The report, Nice work if you can get it, published on Monday by The Australia Institute, estimates how many renewable energy jobs would be generated under the Coalition, Labor or the Greens, based on the three parties’ Renewable Energy Targets and published estimates of how many jobs are created with each MW of wind and solar built – indicated in the chart below.
“If you had to pick two words to describe the renewable energy sector globally, ‘jobs’ and ‘growth’ would fit the bill,” said former Pacific Hydro chief and report co-author Lane Crockett, in direct reference to the Coalition’s favoured election slogan.
But as the report goes on to note – and the chart below illustrates – the party’s RET of just 23 per cent by 2020 and no target articulated beyond that date, would contribute nothing of the sort for renewables in Australia.
“We estimate that under the Coalition’s current policy renewable jobs would never again reach their 2012 peak,” the report says, predicting “some employment growth” out to 2020 followed by a decline as construction ends and employment is largely restricted to operational jobs.
Indeed, the report notes that since 2012, Australia has managed to lose 5,000 renewable jobs, or 27 per cent of the sector’s workforce – a decline it says is “almost certainly” due to the uncertainty created by the Abbott government.
The report also criticises Turnbull’s latest policy decision, to divert $1 billion from the Clean Energy Finance Corporation to a new 10 year ‘Reef Fund’, as “not likely to impact how much renewable energy will be produced in Australia, nor how many people will be employed in renewables.
“Efforts to help protect the Great Barrier Reef from pollution are welcome, but they should not be at the expense of investment in renewable energy that help address the Reef’s battle with climate change,” the report says.
The Greens, meanwhile, offer the best prospects for renewables jobs, with the party’s RET policy of of 90 per cent by 2030 projected to resume growth seen at the start of the decade, increasing from the current 14,020 to just over 30,000 by 2020, according to the report.
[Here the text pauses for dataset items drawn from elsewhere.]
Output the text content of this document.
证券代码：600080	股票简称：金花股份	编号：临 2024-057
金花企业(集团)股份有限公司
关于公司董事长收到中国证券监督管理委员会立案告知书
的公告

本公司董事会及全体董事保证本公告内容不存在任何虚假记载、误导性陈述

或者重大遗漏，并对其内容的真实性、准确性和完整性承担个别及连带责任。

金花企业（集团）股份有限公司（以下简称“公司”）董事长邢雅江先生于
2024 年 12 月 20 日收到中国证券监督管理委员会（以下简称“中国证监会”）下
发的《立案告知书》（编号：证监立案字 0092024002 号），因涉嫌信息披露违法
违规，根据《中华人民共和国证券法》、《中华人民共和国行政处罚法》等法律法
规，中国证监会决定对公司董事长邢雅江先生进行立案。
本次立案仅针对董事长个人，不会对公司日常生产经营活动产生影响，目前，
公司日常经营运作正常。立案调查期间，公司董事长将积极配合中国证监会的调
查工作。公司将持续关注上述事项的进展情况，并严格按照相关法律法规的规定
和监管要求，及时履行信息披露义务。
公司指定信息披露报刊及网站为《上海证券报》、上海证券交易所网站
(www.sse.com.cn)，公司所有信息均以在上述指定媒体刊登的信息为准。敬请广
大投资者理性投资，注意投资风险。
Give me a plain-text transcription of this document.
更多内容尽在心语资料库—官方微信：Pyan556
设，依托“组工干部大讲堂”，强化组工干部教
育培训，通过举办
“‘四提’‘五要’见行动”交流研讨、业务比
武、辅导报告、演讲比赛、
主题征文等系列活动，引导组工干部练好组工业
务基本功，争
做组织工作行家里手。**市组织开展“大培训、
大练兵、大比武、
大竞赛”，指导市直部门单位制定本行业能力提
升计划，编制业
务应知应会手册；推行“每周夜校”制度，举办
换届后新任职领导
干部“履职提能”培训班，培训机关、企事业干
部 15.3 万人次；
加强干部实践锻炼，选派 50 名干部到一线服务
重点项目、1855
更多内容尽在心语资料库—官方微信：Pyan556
Construction would then slow, with another 5,000 jobs being added over the following decade.
Labor’s policy of 50 per cent renewables by 2030 follows a similar trend to the Greens, says TAI, but at a far lower level, with employment rising to 2020, and then slow growth out to their 2030 target, reaching just over 20,000.
“If Australia’s major political parties want to generate economic growth, then renewable energy is a perfect policy,” says the report. “It will lead to jobs and wider economic benefits and at the same time has significant local environmental outcomes as well as making a major cut in our climate footprint.
“The importance of policy support for renewables cannot be understated,” the report adds. “The absence of policy support for the last three years has seen Australia move in the opposite direction to the rest of the world.”